For the Greeks [/ Indo-Europeans], eternity alone is real. Authentic being is immutable: circular motion, which ensures the eternal return of same in a series of successive cycles, is the most perfect expression of the divine. If there are rises and falls, progress and decline, it is within a cycle inevitably followed by another (Hesiod’s theory of the succession of the ages, Virgil’s return of the golden age, [Buddhism, Hinduism, etc.]). In addition, the major determining factor comes from the past, not the future: the term arche refers above all to an origin (“archaic”) as an authority (“archonte,” “monarch”).
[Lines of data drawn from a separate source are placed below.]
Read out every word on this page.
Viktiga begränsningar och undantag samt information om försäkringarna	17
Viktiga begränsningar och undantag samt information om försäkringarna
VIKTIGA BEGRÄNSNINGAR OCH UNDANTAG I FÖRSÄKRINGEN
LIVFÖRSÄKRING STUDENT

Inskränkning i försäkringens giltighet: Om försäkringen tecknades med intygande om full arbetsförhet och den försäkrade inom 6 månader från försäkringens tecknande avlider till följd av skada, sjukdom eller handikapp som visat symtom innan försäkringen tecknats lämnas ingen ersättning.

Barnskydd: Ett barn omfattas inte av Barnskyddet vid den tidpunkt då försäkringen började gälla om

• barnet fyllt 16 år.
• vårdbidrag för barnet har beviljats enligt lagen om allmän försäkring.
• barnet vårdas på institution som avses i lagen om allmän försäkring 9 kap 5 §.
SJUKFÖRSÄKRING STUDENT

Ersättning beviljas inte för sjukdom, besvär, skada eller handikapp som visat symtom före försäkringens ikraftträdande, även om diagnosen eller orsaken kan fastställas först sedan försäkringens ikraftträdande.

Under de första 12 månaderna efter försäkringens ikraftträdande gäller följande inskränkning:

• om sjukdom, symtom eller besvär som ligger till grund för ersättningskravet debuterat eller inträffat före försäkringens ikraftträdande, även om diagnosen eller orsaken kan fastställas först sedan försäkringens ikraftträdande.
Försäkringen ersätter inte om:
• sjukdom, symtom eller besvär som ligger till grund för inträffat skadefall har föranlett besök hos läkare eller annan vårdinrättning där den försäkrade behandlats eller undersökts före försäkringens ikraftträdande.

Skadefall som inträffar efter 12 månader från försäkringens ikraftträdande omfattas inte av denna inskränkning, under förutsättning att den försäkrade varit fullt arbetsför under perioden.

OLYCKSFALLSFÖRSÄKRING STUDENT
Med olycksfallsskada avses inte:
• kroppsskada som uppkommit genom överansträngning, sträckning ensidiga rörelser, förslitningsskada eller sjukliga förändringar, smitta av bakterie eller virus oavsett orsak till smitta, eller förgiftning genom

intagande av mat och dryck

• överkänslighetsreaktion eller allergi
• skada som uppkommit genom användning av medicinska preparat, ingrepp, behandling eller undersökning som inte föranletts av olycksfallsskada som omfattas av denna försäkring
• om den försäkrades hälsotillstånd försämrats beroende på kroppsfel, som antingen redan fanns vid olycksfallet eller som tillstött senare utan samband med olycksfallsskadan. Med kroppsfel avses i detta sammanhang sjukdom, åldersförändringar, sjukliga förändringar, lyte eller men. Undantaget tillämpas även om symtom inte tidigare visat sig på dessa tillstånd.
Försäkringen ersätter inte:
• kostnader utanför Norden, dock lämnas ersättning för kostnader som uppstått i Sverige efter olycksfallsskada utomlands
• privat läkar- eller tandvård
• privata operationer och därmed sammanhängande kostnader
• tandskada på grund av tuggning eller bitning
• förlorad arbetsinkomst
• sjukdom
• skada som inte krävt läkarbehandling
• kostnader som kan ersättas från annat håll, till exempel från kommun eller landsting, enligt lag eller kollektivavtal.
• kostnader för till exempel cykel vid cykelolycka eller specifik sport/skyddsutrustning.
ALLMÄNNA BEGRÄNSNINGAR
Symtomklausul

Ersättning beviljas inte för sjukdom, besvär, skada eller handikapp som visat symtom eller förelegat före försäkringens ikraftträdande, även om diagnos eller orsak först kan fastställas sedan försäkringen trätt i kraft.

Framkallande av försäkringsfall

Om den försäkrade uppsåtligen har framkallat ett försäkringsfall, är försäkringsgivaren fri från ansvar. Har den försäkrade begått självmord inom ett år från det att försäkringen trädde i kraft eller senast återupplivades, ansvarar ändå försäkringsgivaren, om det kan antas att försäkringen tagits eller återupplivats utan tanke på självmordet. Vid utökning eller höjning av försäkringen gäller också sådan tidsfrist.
With the Bible, history becomes an objectively knowable phenomenon, a dynamic of progress that aims, from the Messianic point of view, toward the advent of a better world. Genesis assigns man the mission of “dominating the Earth.” Temporality is the vector in terms of which the better must progressively reveal itself in the world. As a result, a historical event can have a saving role: God appears historically. Temporality, moreover, is directed towards the future, from Creation to the Second Coming, the Garden of Eden to the Last Judgment. The golden age no longer lies in the past, but at the end of times: history will end, and it will end well, at least for the saved.

This linear temporality excludes any eternal return, any cyclic conception of history based on the succession of ages and seasons. (...)" (Alain de Benoist)

That's why Christianity is the opposite of the ancient, real (Indo-)European way of thinking, the one I have chosen to live in and according to.